I was standing in the shadows of my kitchen, looking out into blazing summer heat. What I saw instead of backyard summer green was the death of elephants. Hundreds of them. I saw the Babar I’d loved as a child, gunned down in rampant slaughter. I saw his children nudging his prone body and his face with his huge ears, bloodied from hacked-off tusks. A wave of nausea and hatred against my tribe paralyzed me, and kept me staring from darkness into rampant sun. Eventually I turned and wrote a check to African Conservation. I had to do something from my northern state, halfway across the world, to try and save the Elephants. It was the mid-1990s, the beginning of my environmental conscience.

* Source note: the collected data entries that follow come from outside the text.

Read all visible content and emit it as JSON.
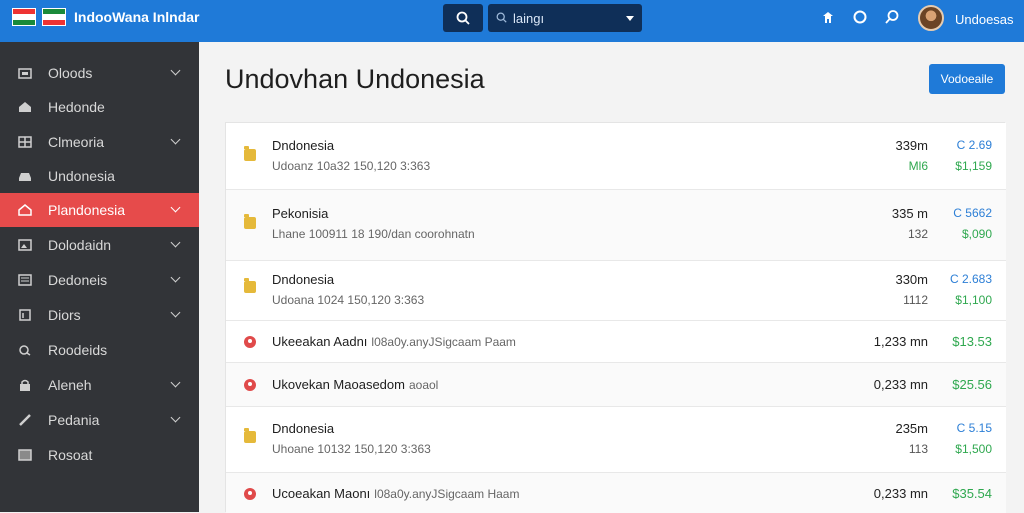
{
  "header": {
    "app_title": "IndooWana Inlndar",
    "search_value": "laingı",
    "user_name": "Undoesas",
    "colors": {
      "bar": "#1f7ad8",
      "search_bg": "#0f2f58"
    },
    "icons": [
      "flag-icon-left",
      "flag-icon-right",
      "search-icon",
      "dropdown-icon",
      "pin-icon",
      "notifications-icon",
      "search-icon-2",
      "user-avatar"
    ]
  },
  "sidebar": {
    "items": [
      {
        "label": "Oloods",
        "icon": "folder-icon"
      },
      {
        "label": "Hedonde",
        "icon": "home-icon"
      },
      {
        "label": "Clmeoria",
        "icon": "grid-icon"
      },
      {
        "label": "Undonesia",
        "icon": "car-icon"
      },
      {
        "label": "Plandonesia",
        "icon": "house-icon"
      },
      {
        "label": "Dolodaidn",
        "icon": "image-icon"
      },
      {
        "label": "Dedoneis",
        "icon": "list-icon"
      },
      {
        "label": "Diors",
        "icon": "document-icon"
      },
      {
        "label": "Roodeids",
        "icon": "search-icon"
      },
      {
        "label": "Aleneh",
        "icon": "lock-icon"
      },
      {
        "label": "Pedania",
        "icon": "pen-icon"
      },
      {
        "label": "Rosoat",
        "icon": "box-icon"
      }
    ],
    "active_label": "Plandonesia",
    "colors": {
      "background": "#323438",
      "active": "#e64b4b"
    }
  },
  "main": {
    "page_title": "Undovhan Undonesia",
    "primary_button": "Vodoeaile",
    "rows": [
      {
        "title": "Dndonesia",
        "subtitle": "Udoanz 10a32 150,120 3:363",
        "size": "339m",
        "size2": "Ml6",
        "value_blue": "C 2.69",
        "value_green": "$1,159",
        "icon": "folder-icon"
      },
      {
        "title": "Pekonisia",
        "subtitle": "Lhane 100911 18 190/dan coorohnatn",
        "size": "335 m",
        "size2": "132",
        "value_blue": "C 5662",
        "value_green": "$,090",
        "icon": "folder-icon"
      },
      {
        "title": "Dndonesia",
        "subtitle": "Udoana 1024 150,120 3:363",
        "size": "330m",
        "size2": "1112",
        "value_blue": "C 2.683",
        "value_green": "$1,100",
        "icon": "folder-icon"
      },
      {
        "title": "Ukeeakan Aadnı",
        "inline_sub": "l08a0y.anyJSigcaam Paam",
        "size": "1,233 mn",
        "value_green": "$13.53",
        "icon": "alert-icon"
      },
      {
        "title": "Ukovekan Maoasedom",
        "inline_sub": "aoaol",
        "size": "0,233 mn",
        "value_green": "$25.56",
        "icon": "alert-icon"
      },
      {
        "title": "Dndonesia",
        "subtitle": "Uhoane 10132 150,120 3:363",
        "size": "235m",
        "size2": "113",
        "value_blue": "C 5.15",
        "value_green": "$1,500",
        "icon": "folder-icon"
      },
      {
        "title": "Ucoeakan Maonı",
        "inline_sub": "l08a0y.anyJSigcaam Haam",
        "size": "0,233 mn",
        "value_green": "$35.54",
        "icon": "alert-icon"
      }
    ],
    "colors": {
      "blue": "#2d7fd6",
      "green": "#2fa84f",
      "folder": "#e5b93a",
      "alert": "#e04a4a"
    }
  }
}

It’s very difficult to write about the whole-sale slaughter of one of the earth’s most magnificent animals. Over the years, my outrage and sorrow have taken me toward many other gross indignities against life on earth. Dangers from pesticides and herbicides–read increased autism if one lives within a mile of most U.S. farms, read loss of one third of the nation’s colonies of bees–create fear and extra efforts for my little plot of soil and beyond. Lower and lower numbers of many birds–read loss of habitat to increased population, human numbers growing at 227,000 per day. Threats against drinking water and pristine native habitats from fracking and the transport via pipelines or rail cars of oil. And then there are the extreme disasters like the British Petroleum oil rig spew that has turned some of the Gulf of Mexico into a death trap for every kind of creature from tuna fry to sea birds to dolphins, not to mention humans who try to make a living from the sea.
It’s hard to write about whole-sale slaughter because over the years, I’ve become deadened myself to the outrage and stupidity, the whole-sale greed and convenient ignorance of so much of the world, including many neighbors in parts of the United States. Our news comes to us piecemeal. It takes concentration and stitching together of separate facts, it takes time to let these facts percolate into reality before outrage and determination are aroused.
Recently I saw a documentary about 1964: Mississippi Freedom Summer, commemorating that enormous sweep of mostly white young people into Mississippi to live with black people there who were denied the right to vote. What struck me was the danger, but even more how those who being denied had to overcome enormous fear and centuries of submission. It took an outside force, young blacks and whites often from the north, to help stand by them, to build up hope.
I want to build hope that we can help save the Elephants, the bees, the endangered birds. For Elephants, many efforts have already been tried and for a time succeeded–adding rangers to the various national parks in African where most Elephants live; creating a global signatory of nations agreeing to ban the sale of ivory, supporting skilled NGO’s like TRAFFIC which keep track of Elephants and what happens to them and the ivory which is so often the reason they are killed.
As Elizabeth Kolbert’s recent commentary in The New Yorker outlines (7/7/2014) the United States plus the British and Chinese have pledged large grants and the outlawing of ivory. But I think much much more needs to be done. Here are some ideas:
* Since the primary sales of ivory occur in Thailand, we need to pressure the Thai government to put real teeth into forbidding the sale of ivory products. We need to fund these efforts, and probably as important, educate school children in Thailand about the magnificent animals who are being killed to bring bracelets to Thai shops.
* Coloring books, posters, school curriculum – all about Elephants in Africa. We need to rouse children to love these big animals the way I loved Babar and his family, years ago in Charleston, South Carolina, before I even saw an elephant. We need to give rewards to those shops that proudly display “NO IVORY SALES” in their windows. We need to educate tourists against buying ivory and encourage them to protest any sale they encounter.
* We need an international, political effort, perhaps a Peace Corps for the Elephants, to educate and protect the animals and to arouse the countries where Elephants roam and ivory is sold to act in their defense.
I want to believe this is possible. I want to believe that my monthly contributions to the World Wildlife Fund’s endeavors for Elephants will make a difference. I hope you who read this will contact your legislators and urge that the US institute immediately the planned efforts to protect the elephants. I urge all of us to remain involved, submit ideas, protest and lobby. In our lifetimes, there have been astonishing environmental successes in our lifetimes – notably outlawing DDT. There can be more. As they say in the ballparks, MAKE NOISE.